La nascita delle Signorie e l'Umanesimo
Le famiglie più potenti del Comune si uniscono in difesa dei loro interessi e affidano il governo della città a un Signore che accentra nelle sue mani il potere: nascono le Signorie. Il Quattrocento è un secolo di ripresa economica e di relativa stabilità. I Signori manifestano la propria grandezza promuovendo lavori pubblici, circondandosi di artisti e intellettuali, finanziando l’opera di letterati, pittori, scultori, architetti e scienziati.
L'uomo al centro del Quattrocento
L’Umanesimo si fonda su una visione della vita che assegna all’uomo un posto privilegiato. Nel Medioevo l’uomo era una delle creature dell’universo, parte di un disegno divino cui doveva obbedienza. Nel Quattrocento diviene il centro di questo disegno, la creatura che Dio ha fatto a sua immagine e somiglianza. L’uomo, manifestazione della perfezione divina, ritrova una nuova dignità, torna a essere padrone della propria vita e del proprio destino, libero di agire, capace di conoscere e indagare il mondo con la forza della ragione.
Contrasto tra Umanesimo e Medioevo
L’esaltazione della nobiltà e della libertà dell’uomo, la fiducia nelle sue capacità creative ed intellettuali sono valori nuovi, in contrasto con la visione medievale della vita.
Riscoperta del mondo classico
Gli umanisti trovano infatti i loro modelli nelle civiltà romana e greca: riscoprono e studiano i grandi dell’antichità, prima i latini e poi i greci, con il desiderio di conoscere ogni aspetto del mondo classico. Nasce una nuova scienza, la filologia, il cui compito è quello di ricostruire i testi nella loro versione originale, eliminando gli errori dovuti alle successive copiature dei manoscritti nel corso dei secoli.
Domande da interrogazione
- Qual è il significato del termine "Umanesimo" e come si collega alla cultura del Quattrocento?

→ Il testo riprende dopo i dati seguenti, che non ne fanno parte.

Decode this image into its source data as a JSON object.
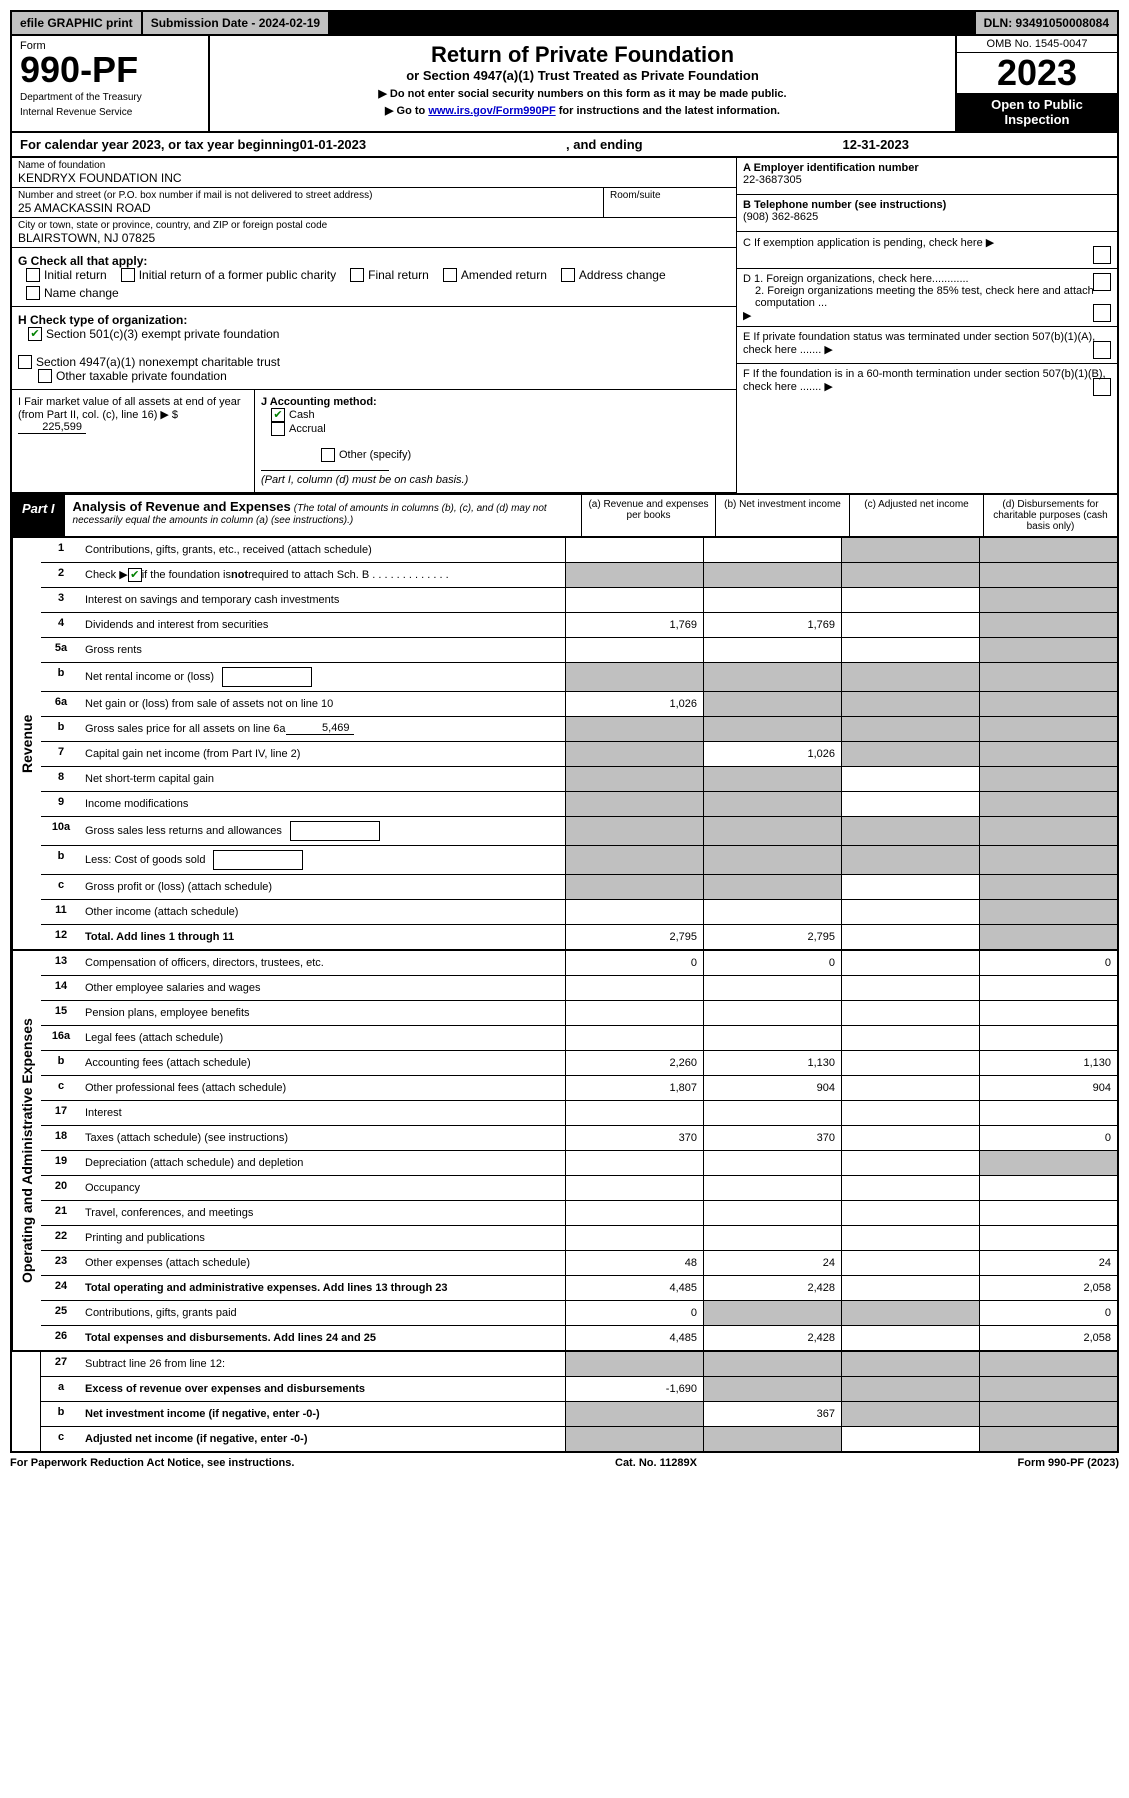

- Come si è evoluto il potere politico in Italia durante il Quattrocento?
- In che modo l'Umanesimo si differenzia dalla visione medievale dell'uomo?
L'Umanesimo, derivante dal latino "Humanitas", rappresenta una nuova cultura che valorizza l'umanità e la dignità dell'uomo, riscoperta dagli intellettuali del Quattrocento, in un periodo di crisi per i Comuni italiani.
Durante il Quattrocento, le famiglie più potenti dei Comuni si sono unite per difendere i propri interessi, dando vita alle Signorie, dove un Signore accentrava il potere, promuovendo stabilità e opere pubbliche.
A differenza della visione medievale, che vedeva l'uomo come parte di un disegno divino, l'Umanesimo pone l'uomo al centro, esaltando la sua libertà, dignità e capacità di conoscere e agire nel mondo.